Río al recordar la cantidad de veces que fingí sacar la basura; era mi excusa para toparme por casualidad con Asher Harper, el hermano menor de Kai del que estaba encaprichada. Y me pongo tensa al pensar en la noche que lloré en la terraza de Asher e intercambié las primeras palabras con Kai. Sacudo la cabeza como si así pudiese sacudir mis pensamientos y desprenderme de ellos.

Es fácil regresar al pasado cuando el presente duele.

El nombre de Gianni se me retuerce en las tripas porque no hemos vuelto a hablar en días, desde la discusión, y me duele no entender que ni siquiera sea capaz de mandarme un mensaje. Empiezo a subir las escaleras rumbo a mi antigua casa. La melancolía me abandona en cuanto la puerta se abre.

—¡Cariño! —exclama mi madre al recibirme con un abrazo que sabe a hogar, que tiene ese poder intrínseco de espantar todo lo malo porque los brazos de una madre son todo cuanto se necesita en la noche de Navidad—. Qué guapa estás, mi niña.

—Tenía tantas ganas de venir —digo enterrando la cara en su cabello castaño.

Lo que me callo es que no lo he hecho antes porque me sentía la peor hija del mundo al sopesar la opción de abandonar mi puesto de trabajo para dedicarme a mi pasión.
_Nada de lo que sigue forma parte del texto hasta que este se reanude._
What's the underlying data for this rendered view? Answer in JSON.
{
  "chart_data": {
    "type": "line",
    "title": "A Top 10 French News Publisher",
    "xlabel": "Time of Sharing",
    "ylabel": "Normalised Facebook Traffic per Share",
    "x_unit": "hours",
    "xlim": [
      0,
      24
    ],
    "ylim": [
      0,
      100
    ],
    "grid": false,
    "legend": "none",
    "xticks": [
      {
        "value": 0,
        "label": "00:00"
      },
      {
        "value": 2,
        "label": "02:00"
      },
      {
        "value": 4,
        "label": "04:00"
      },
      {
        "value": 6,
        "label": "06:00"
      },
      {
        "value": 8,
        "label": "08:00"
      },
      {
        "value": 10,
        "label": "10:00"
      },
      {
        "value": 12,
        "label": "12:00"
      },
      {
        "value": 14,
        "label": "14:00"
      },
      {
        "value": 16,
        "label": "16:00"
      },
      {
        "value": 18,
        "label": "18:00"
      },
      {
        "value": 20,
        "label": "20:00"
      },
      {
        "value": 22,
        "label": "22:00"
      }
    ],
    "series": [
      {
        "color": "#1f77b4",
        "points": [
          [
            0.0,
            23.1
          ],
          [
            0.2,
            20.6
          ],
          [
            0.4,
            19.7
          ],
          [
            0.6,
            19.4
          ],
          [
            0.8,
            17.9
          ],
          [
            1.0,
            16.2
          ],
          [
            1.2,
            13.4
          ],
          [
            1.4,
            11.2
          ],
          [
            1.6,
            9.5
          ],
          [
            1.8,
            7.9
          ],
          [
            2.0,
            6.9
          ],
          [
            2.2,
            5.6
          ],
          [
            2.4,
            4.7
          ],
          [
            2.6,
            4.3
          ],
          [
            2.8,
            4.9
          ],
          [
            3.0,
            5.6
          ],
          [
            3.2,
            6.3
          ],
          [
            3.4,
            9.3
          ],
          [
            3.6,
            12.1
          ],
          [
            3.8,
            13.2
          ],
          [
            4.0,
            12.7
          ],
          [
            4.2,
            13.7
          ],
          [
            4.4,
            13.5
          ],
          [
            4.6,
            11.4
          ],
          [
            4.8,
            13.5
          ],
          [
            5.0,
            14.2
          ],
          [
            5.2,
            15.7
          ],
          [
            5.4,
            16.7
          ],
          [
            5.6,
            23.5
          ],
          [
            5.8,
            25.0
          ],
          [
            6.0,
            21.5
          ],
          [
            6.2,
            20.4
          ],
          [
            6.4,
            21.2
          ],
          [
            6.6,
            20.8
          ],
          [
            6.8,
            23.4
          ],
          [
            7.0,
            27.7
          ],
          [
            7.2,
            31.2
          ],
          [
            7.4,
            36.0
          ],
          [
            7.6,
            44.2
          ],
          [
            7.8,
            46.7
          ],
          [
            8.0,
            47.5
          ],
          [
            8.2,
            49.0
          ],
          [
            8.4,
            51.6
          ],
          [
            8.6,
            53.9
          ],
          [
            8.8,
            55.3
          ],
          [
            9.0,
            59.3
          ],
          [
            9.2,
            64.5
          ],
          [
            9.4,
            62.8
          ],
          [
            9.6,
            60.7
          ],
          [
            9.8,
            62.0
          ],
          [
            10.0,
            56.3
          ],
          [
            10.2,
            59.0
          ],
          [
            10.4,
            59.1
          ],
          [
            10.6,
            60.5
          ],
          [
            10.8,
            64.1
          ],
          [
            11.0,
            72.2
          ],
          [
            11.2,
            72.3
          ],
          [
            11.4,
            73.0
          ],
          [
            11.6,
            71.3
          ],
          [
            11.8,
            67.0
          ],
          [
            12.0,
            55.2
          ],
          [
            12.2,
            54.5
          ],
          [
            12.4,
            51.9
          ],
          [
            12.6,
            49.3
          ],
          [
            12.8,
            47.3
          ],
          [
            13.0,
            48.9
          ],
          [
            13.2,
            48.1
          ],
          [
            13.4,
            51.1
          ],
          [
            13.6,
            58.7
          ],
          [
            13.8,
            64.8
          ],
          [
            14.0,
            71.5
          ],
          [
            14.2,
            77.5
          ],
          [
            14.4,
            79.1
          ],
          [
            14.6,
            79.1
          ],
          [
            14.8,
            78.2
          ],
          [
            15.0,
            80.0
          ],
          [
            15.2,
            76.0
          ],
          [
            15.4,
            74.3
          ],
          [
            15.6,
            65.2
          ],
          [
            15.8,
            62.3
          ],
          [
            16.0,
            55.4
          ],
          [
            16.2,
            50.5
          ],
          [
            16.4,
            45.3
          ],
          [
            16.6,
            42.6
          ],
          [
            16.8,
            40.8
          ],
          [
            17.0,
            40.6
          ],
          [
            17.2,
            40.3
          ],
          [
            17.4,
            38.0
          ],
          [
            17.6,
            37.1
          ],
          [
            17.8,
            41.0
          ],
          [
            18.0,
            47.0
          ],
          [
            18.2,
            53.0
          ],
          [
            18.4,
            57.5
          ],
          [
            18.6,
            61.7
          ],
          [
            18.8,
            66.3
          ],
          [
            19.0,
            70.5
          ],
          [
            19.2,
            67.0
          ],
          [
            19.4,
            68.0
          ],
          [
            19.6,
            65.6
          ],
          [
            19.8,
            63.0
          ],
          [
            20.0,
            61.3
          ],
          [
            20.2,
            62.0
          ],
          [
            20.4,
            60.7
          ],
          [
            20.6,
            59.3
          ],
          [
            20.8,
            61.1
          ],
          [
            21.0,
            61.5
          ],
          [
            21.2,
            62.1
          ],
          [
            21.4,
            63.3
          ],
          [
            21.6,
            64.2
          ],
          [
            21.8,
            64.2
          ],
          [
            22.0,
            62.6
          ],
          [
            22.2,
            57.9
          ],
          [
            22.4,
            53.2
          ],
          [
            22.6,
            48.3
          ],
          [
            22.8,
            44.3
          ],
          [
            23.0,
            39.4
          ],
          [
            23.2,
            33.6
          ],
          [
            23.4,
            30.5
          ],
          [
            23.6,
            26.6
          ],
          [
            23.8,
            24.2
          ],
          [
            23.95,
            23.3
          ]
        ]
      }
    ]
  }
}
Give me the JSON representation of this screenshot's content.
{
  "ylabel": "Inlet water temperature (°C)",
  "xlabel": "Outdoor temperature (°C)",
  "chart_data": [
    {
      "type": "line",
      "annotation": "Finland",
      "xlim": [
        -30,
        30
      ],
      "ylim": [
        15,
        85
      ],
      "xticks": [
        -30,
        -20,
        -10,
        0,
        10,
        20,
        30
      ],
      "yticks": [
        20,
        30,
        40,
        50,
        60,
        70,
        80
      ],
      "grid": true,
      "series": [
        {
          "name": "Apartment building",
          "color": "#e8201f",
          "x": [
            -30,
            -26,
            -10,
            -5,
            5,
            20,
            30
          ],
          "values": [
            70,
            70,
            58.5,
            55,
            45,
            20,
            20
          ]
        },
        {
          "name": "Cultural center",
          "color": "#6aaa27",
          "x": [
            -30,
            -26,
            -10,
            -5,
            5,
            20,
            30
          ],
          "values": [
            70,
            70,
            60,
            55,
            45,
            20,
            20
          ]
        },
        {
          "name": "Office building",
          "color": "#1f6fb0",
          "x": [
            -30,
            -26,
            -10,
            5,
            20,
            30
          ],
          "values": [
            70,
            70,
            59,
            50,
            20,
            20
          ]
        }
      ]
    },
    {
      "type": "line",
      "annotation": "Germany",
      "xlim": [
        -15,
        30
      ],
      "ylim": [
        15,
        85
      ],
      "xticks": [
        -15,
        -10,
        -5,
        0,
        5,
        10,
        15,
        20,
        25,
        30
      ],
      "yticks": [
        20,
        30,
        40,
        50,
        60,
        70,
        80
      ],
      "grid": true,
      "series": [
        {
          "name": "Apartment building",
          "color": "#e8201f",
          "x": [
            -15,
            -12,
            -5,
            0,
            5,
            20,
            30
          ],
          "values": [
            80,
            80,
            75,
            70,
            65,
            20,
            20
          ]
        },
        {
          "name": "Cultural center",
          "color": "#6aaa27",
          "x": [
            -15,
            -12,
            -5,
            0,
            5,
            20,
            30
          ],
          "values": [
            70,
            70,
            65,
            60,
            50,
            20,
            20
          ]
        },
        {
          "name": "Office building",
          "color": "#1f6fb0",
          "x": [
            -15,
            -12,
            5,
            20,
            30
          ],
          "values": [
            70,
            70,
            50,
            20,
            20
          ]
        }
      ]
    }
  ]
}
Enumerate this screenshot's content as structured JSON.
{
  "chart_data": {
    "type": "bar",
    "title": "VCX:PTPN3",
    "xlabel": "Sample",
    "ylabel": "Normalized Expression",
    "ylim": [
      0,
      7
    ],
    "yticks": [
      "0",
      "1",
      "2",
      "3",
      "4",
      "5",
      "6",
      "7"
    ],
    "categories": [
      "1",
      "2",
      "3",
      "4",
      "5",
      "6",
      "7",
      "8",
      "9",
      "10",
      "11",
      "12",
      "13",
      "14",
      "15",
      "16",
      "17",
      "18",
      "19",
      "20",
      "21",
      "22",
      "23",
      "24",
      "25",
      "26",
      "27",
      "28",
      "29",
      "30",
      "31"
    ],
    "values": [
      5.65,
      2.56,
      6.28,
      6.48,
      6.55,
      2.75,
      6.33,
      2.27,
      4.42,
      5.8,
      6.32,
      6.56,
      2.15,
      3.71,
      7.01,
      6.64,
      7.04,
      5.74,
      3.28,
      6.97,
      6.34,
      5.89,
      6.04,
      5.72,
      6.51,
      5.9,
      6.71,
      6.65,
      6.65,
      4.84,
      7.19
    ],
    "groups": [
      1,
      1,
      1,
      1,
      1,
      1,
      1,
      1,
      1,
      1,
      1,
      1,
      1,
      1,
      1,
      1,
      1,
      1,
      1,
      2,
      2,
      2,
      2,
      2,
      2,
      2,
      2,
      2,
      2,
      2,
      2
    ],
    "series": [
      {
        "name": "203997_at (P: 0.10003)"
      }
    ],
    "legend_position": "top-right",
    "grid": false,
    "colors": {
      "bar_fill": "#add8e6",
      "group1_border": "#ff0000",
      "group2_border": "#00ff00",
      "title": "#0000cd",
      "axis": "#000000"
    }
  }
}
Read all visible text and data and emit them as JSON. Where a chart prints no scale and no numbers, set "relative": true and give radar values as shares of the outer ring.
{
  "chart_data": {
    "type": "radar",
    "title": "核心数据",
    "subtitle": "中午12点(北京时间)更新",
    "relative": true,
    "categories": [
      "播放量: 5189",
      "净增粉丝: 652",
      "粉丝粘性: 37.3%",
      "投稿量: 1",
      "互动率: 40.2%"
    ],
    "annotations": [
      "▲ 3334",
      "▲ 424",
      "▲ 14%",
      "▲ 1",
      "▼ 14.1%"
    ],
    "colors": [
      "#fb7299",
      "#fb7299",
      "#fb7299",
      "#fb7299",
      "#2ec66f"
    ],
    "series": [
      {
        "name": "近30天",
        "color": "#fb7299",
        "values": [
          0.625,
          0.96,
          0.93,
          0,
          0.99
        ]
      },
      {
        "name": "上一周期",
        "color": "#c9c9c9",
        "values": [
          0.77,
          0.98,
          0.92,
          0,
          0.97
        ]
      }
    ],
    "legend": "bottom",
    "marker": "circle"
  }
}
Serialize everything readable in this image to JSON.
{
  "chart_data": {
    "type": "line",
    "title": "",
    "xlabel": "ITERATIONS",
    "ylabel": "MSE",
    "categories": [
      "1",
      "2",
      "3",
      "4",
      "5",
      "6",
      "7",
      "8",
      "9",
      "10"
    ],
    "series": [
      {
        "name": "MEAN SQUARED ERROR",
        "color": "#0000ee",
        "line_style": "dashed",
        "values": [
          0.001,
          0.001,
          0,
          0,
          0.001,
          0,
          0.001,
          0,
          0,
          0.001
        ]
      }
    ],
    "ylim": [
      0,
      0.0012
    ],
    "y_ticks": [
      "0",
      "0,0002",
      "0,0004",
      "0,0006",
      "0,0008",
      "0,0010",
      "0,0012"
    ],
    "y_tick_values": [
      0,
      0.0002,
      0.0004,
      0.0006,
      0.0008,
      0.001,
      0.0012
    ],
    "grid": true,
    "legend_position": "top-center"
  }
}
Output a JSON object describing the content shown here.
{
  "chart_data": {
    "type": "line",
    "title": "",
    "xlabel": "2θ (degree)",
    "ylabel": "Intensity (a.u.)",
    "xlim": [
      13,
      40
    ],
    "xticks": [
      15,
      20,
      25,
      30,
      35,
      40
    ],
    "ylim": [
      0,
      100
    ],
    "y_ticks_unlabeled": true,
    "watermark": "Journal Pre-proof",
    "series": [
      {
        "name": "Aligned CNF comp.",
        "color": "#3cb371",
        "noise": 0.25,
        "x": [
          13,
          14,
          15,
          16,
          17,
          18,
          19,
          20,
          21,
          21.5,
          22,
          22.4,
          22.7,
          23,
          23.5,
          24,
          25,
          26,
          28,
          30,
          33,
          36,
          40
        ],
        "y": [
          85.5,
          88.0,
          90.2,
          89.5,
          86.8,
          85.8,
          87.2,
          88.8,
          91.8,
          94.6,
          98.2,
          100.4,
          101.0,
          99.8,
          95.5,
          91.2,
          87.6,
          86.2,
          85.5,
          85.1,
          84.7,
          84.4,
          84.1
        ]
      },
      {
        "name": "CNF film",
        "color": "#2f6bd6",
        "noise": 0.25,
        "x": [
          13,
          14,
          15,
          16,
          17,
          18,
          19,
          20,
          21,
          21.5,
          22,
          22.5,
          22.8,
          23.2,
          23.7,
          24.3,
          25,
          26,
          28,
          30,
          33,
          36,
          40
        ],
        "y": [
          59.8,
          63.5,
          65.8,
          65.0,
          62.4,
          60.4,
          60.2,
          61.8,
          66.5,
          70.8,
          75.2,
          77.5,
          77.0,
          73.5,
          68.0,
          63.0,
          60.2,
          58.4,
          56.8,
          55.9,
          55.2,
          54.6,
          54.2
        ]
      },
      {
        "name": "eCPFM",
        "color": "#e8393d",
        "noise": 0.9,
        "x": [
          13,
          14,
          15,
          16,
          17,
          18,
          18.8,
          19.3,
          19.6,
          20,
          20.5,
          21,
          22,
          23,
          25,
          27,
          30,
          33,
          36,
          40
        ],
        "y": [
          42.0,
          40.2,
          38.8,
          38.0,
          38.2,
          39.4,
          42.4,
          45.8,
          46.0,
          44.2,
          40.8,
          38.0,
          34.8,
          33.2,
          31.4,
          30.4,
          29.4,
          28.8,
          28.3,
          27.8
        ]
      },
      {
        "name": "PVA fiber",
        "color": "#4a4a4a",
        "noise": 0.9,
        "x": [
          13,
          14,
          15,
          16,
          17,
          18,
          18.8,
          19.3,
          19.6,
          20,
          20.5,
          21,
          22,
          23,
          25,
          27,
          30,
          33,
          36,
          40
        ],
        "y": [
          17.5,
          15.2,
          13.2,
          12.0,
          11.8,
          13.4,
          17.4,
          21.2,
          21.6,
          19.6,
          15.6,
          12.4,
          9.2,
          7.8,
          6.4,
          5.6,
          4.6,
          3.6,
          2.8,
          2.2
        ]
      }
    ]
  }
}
—Estás helada, cariño. Pasa, pasa.

Al entrar en casa, el aroma familiar a comida casera y al horno calentando un enorme pollo sazonado me roba una sonrisa. No tardo en correr a los brazos de mi padre, que está frente a la tele con una taza de té y un jersey de lana que le hizo mi madre tiempo atrás, para las navidades de mis veinte. Me sonríe arrugando las mejillas y los surcos alrededor de sus ojos cansados. Las gafas le resbalan de la nariz, pero él solo se preocupa por acariciarme la espalda con la mano que tiene libre como si quisiese apretujarme en un abrazo con esas fuerzas que ya jamás recuperará. Le beso la frente y le coloco las gafas con cuidado.

—Cada día estás más guapo.

—Tú tam... tambi... —Las palabras se le atascan en la garganta y a mí se me rompe el corazón, aunque me esfuerzo por asentirle mientras le dedico una sonrisa como si todo estuviese bien.

Como si aparentar normalidad pudiese hacernos creer que todo está bien.

Sé que no mejorará, es algo que he ido asumiendo a lo largo de estos meses, y sé que a partir de ahora no podré pagar las facturas con la misma facilidad que antes, aunque pienso seguir haciéndolo aun si para ello tuviera que comer macarrones todos los días. Porque sí, como Gerente mi sueldo es mayor, pero ya apenas cobraré comisiones. He decidido invertir ese tiempo de trabajo extra en mi pasión. Enseguida la culpabilidad me corroe por dentro y tengo que apartarme de él con el pretexto de que necesito deshacerme del abrigo.

—Anna, cariño, ven —me llama mamá desde la cocina.

Aprovecho la ocasión para colgar el abrigo en el perchero de la entrada y me recoloco el vestido rojo ajustado al cuerpo hasta las rodillas. La zona de los pechos, con forma de corazón, está bordada por hilos carmesíes, a diferencia del resto del vestido que está cubierto de lentejuelas del mismo color. La melena me cae en los hombros, formando ondas suaves en la parte de las puntas, y la gargantilla que me regaló Vero tintinea en el centro de mi cuello.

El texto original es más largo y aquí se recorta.